Run a SLURM Job on Stampede3

You can run applications on TACC’s Stampede3 system by submitting a SLURM batch job script. This method gives you direct, low-level control over how your simulations execute — ideal for advanced users managing many simultaneous runs, optimizing memory or MPI settings, or coordinating multiple software packages.

Example: SLURM Script for Python#

Here’s a typical SLURM batch script (job.slurm) that runs OpenSeesMP on 64 cores across 2 nodes:

#!/bin/bash
#SBATCH -J MyOpenSeesJob
#SBATCH -o output.%j.out
#SBATCH -e output.%j.err
#SBATCH -p normal
#SBATCH -N 2
#SBATCH -n 64
#SBATCH -t 02:00:00

module load python/3.xx


cd $SCRATCH/myproject
ibrun python PythonMPI.py

Explanation:

  • #SBATCH lines set job metadata: name, output files, partition, nodes, core count, and time.

  • module load activates compilers and software.

  • cd changes to your project directory on $SCRATCH.

  • ibrun launches the parallel MPI job using TACC’s launcher.

Why Run on $SCRATCH?#

$SCRATCH is a high-speed parallel file system for compute jobs. Always:

  1. Copy inputs to $SCRATCH (cp or rsync).

  2. Run your job from there.

  3. Copy results back to $WORK or $HOME after completion.

Running on $SCRATCH ensures performance and prevents I/O bottlenecks.

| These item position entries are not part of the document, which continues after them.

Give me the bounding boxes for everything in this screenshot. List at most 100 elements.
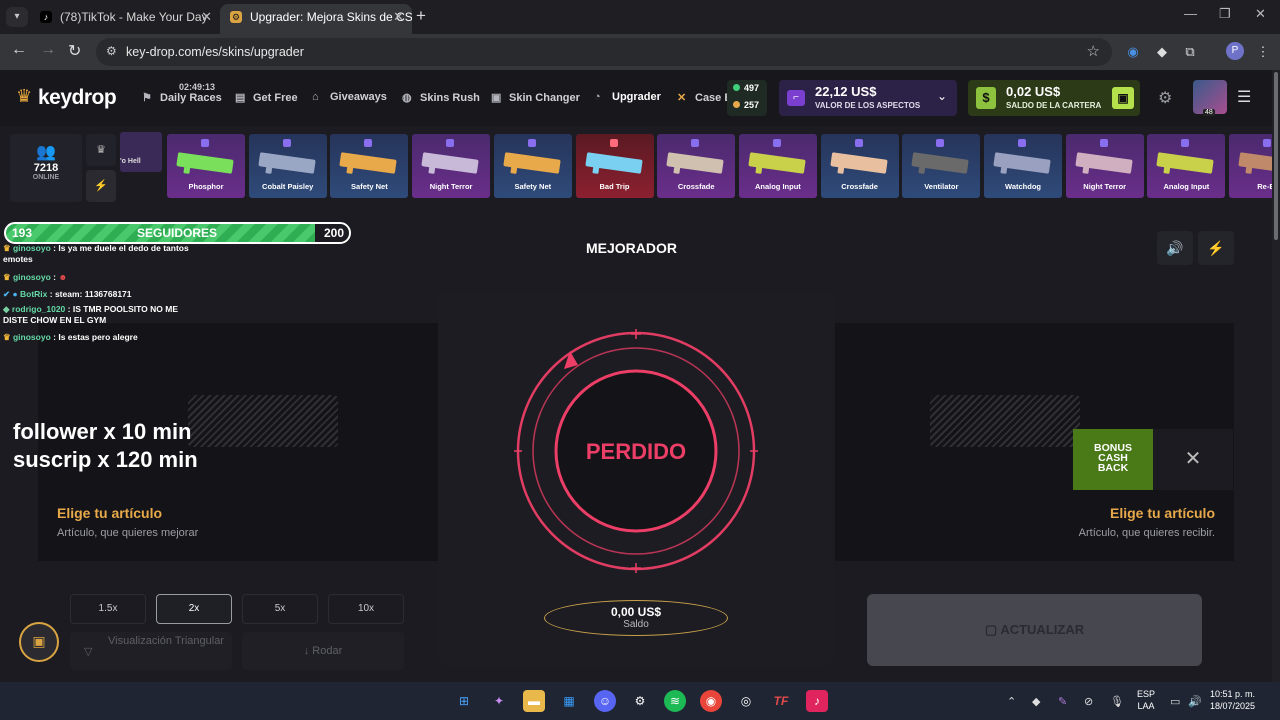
reload-icon[interactable]: ↻: [68, 41, 81, 61]
browser-menu-icon[interactable]: ⋮: [1254, 43, 1272, 61]
settings-gear-icon[interactable]: ⚙: [1158, 88, 1172, 108]
chrome-icon[interactable]: ◉: [700, 690, 722, 712]
profile-avatar[interactable]: P: [1226, 42, 1244, 60]
drop-card[interactable]: Night Terror: [412, 134, 491, 198]
tf-app-icon[interactable]: TF: [770, 690, 792, 712]
restore-button[interactable]: ❐: [1219, 6, 1231, 22]
fast-mode-button[interactable]: ⚡: [1198, 231, 1234, 265]
tab-tiktok[interactable]: ♪ (78)TikTok - Make Your Day ✕: [30, 4, 220, 34]
close-tab-icon[interactable]: ✕: [393, 4, 404, 30]
nav-giveaways[interactable]: ⌂ Giveaways: [312, 91, 387, 103]
followers-current: 193: [12, 226, 33, 240]
drop-card[interactable]: 'o Hell: [120, 132, 162, 172]
drop-card[interactable]: Phosphor: [167, 134, 245, 198]
tiktok-app-icon[interactable]: ♪: [806, 690, 828, 712]
spotify-icon[interactable]: ≋: [664, 690, 686, 712]
tab-upgrader[interactable]: ⚙ Upgrader: Mejora Skins de CS2 ✕: [220, 4, 412, 34]
close-icon[interactable]: ✕: [1153, 429, 1233, 490]
drop-card[interactable]: Ventilator: [902, 134, 981, 198]
wallet-amount: 0,02 US$: [1006, 84, 1061, 99]
tray-app-icon[interactable]: ⊘: [1084, 695, 1093, 708]
windows-start-icon[interactable]: ⊞: [453, 690, 475, 712]
user-avatar[interactable]: 48: [1193, 80, 1227, 116]
weapon-skin-image: [666, 152, 724, 174]
nav-case-battle[interactable]: ✕ Case B: [677, 91, 732, 104]
target-pick-title: Elige tu artículo: [1109, 505, 1215, 521]
page-title: MEJORADOR: [586, 240, 678, 256]
nav-upgrader[interactable]: ◔ Upgrader: [594, 91, 661, 103]
drop-card[interactable]: Crossfade: [657, 134, 736, 198]
wallet-label: SALDO DE LA CARTERA: [1006, 101, 1102, 110]
multiplier-2x[interactable]: 2x: [156, 594, 232, 624]
swap-icon: ▣: [491, 92, 502, 104]
chat-bubble-icon[interactable]: ▣: [19, 622, 59, 662]
live-drops-toggle[interactable]: ⚡: [86, 170, 116, 202]
tab-search-button[interactable]: ▾: [6, 7, 28, 27]
top-drops-toggle[interactable]: ♛: [86, 134, 116, 166]
upgrade-icon: ▢: [984, 622, 1001, 637]
close-window-button[interactable]: ✕: [1255, 6, 1266, 22]
nav-skins-rush[interactable]: ◍ Skins Rush: [402, 91, 480, 104]
url-bar[interactable]: ⚙ key-drop.com/es/skins/upgrader ☆: [96, 38, 1112, 66]
drop-card[interactable]: Watchdog: [984, 134, 1062, 198]
app-icon[interactable]: ◎: [735, 690, 757, 712]
close-tab-icon[interactable]: ✕: [201, 4, 212, 30]
tray-app-icon[interactable]: ✎: [1058, 695, 1067, 708]
new-tab-button[interactable]: +: [416, 6, 426, 26]
scrollbar-thumb[interactable]: [1274, 72, 1278, 240]
nav-skin-changer[interactable]: ▣ Skin Changer: [491, 91, 580, 104]
extensions-puzzle-icon[interactable]: ⧉: [1181, 43, 1199, 61]
browser-tab-bar: ▾ ♪ (78)TikTok - Make Your Day ✕ ⚙ Upgra…: [0, 0, 1280, 34]
triangular-view-toggle[interactable]: ▽ Visualización Triangular: [70, 632, 232, 670]
file-explorer-icon[interactable]: ▬: [523, 690, 545, 712]
system-clock[interactable]: 10:51 p. m. 18/07/2025: [1210, 688, 1255, 712]
bonus-cashback-banner[interactable]: BONUS CASH BACK: [1073, 429, 1153, 490]
bookmark-star-icon[interactable]: ☆: [1087, 42, 1100, 60]
nav-get-free[interactable]: ▤ Get Free: [235, 91, 298, 104]
discord-icon[interactable]: ☺: [594, 690, 616, 712]
hamburger-menu-icon[interactable]: ☰: [1237, 87, 1251, 107]
weapon-skin-image: [339, 152, 398, 174]
drop-card[interactable]: Safety Net: [330, 134, 409, 198]
drop-card[interactable]: Analog Input: [738, 134, 817, 198]
drop-card[interactable]: Analog Input: [1147, 134, 1226, 198]
site-header: ♛ keydrop 02:49:13 ⚑ Daily Races ▤ Get Fre…: [0, 70, 1272, 126]
steam-icon[interactable]: ⚙: [629, 690, 651, 712]
add-funds-button[interactable]: ▣: [1112, 87, 1134, 109]
volume-icon[interactable]: 🔊: [1188, 695, 1202, 708]
roll-button[interactable]: ↓ Rodar: [242, 632, 404, 670]
nav-daily-races[interactable]: ⚑ Daily Races: [142, 91, 222, 104]
wallet-balance[interactable]: $ 0,02 US$ SALDO DE LA CARTERA ▣: [968, 80, 1140, 116]
page-scrollbar[interactable]: [1272, 70, 1280, 682]
multiplier-10x[interactable]: 10x: [328, 594, 404, 624]
store-icon[interactable]: ▦: [558, 690, 580, 712]
users-icon: 👥: [36, 144, 56, 161]
site-info-icon[interactable]: ⚙: [106, 44, 117, 58]
multiplier-5x[interactable]: 5x: [242, 594, 318, 624]
language-indicator[interactable]: ESP LAA: [1137, 688, 1155, 712]
drop-card[interactable]: Crossfade: [820, 134, 899, 198]
minimize-button[interactable]: —: [1184, 6, 1197, 21]
url-text[interactable]: key-drop.com/es/skins/upgrader: [126, 45, 304, 59]
tray-expand-icon[interactable]: ⌃: [1007, 695, 1016, 708]
back-arrow-icon[interactable]: ←: [11, 41, 27, 59]
drop-card[interactable]: Bad Trip: [575, 134, 654, 198]
sound-toggle-button[interactable]: 🔊: [1157, 231, 1193, 265]
multiplier-1-5x[interactable]: 1.5x: [70, 594, 146, 624]
drop-card[interactable]: Cobalt Paisley: [248, 134, 327, 198]
drop-card[interactable]: Re-En: [1229, 134, 1272, 198]
steam-tray-icon[interactable]: ◆: [1032, 695, 1040, 708]
extension-icon[interactable]: ◆: [1153, 43, 1171, 61]
network-icon[interactable]: ▭: [1170, 695, 1180, 708]
microphone-icon[interactable]: 🎙: [1110, 695, 1124, 708]
upgrade-button[interactable]: ▢ ACTUALIZAR: [867, 594, 1202, 666]
extension-icon[interactable]: ◉: [1124, 43, 1142, 61]
skins-value-dropdown[interactable]: ⌐ 22,12 US$ VALOR DE LOS ASPECTOS ⌄: [779, 80, 957, 116]
drop-card[interactable]: Safety Net: [493, 134, 572, 198]
copilot-icon[interactable]: ✦: [488, 690, 510, 712]
gems-counter[interactable]: 497 257: [727, 80, 767, 116]
rarity-indicator: [446, 139, 455, 147]
drop-card[interactable]: Night Terror: [1065, 134, 1144, 198]
forward-arrow-icon[interactable]: →: [40, 41, 56, 59]
weapon-skin-image: [1238, 152, 1272, 174]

This is what DesignSafe apps do behind the scenes.

Steps#

  1. Prepare and Submit Your Job

# Log into Stampede3
ssh username@stampede.tacc.utexas.edu

# Create and populate your scratch project directory
mkdir -p $SCRATCH/myproject
cp mymodel.tcl job.slurm $SCRATCH/myproject
cd $SCRATCH/myproject

# Submit the job
sbatch job.slurm
  1. Monitor and Manage

# View your queued and running jobs
squeue -u $USER

# Cancel a job
scancel <job_id>

# View more details after completion
sacct -j <job_id>

Execution Tips#

Check Job Output

  • *.o = standard output (stdout)

  • *.e = standard error (stderr)

  • These files help debug failed jobs.

Job Types#

  • MPI jobs:

    ibrun ./my_mpi_program
    
  • Serial / Python:

    python my_script.py
    
  • OpenMP / Hybrid:

    export OMP_NUM_THREADS=4
    ./my_openmp_program
    

SLURM Tools and Commands#

Command

Description

sbatch job.slurm

Submit a job

squeue -u $USER

View all jobs submitted by your user

squeue -j JOBID

Check job details

scancel JOBID

Cancel a job

sacct -j JOBID

See accounting info after job finishes

sinfo

View available partitions and nodes

Helpful Tips#

  • Start small using the development queue:

    #SBATCH -p development
    #SBATCH -t 00:30:00
    
  • Use interactive dev sessions to debug jobs:

    idev -N 1 -n 64 -p development -t 00:30:00
    
  • Make sure your script is executable:

    chmod +x job.slurm
    
  • Check available software:

    module avail
    module spider
    
  • Using Conda? Activate your environment:

    module load python3
    source activate myenv
    

Summary#

  • Use SLURM scripts to run batch jobs on Stampede3.

  • Place your working files in $SCRATCH for best performance.

  • Use ibrun for MPI programs like OpenSeesMP.

  • Monitor jobs with squeue, debug with *.out and *.err.

  • Start with test runs in the development queue, then scale.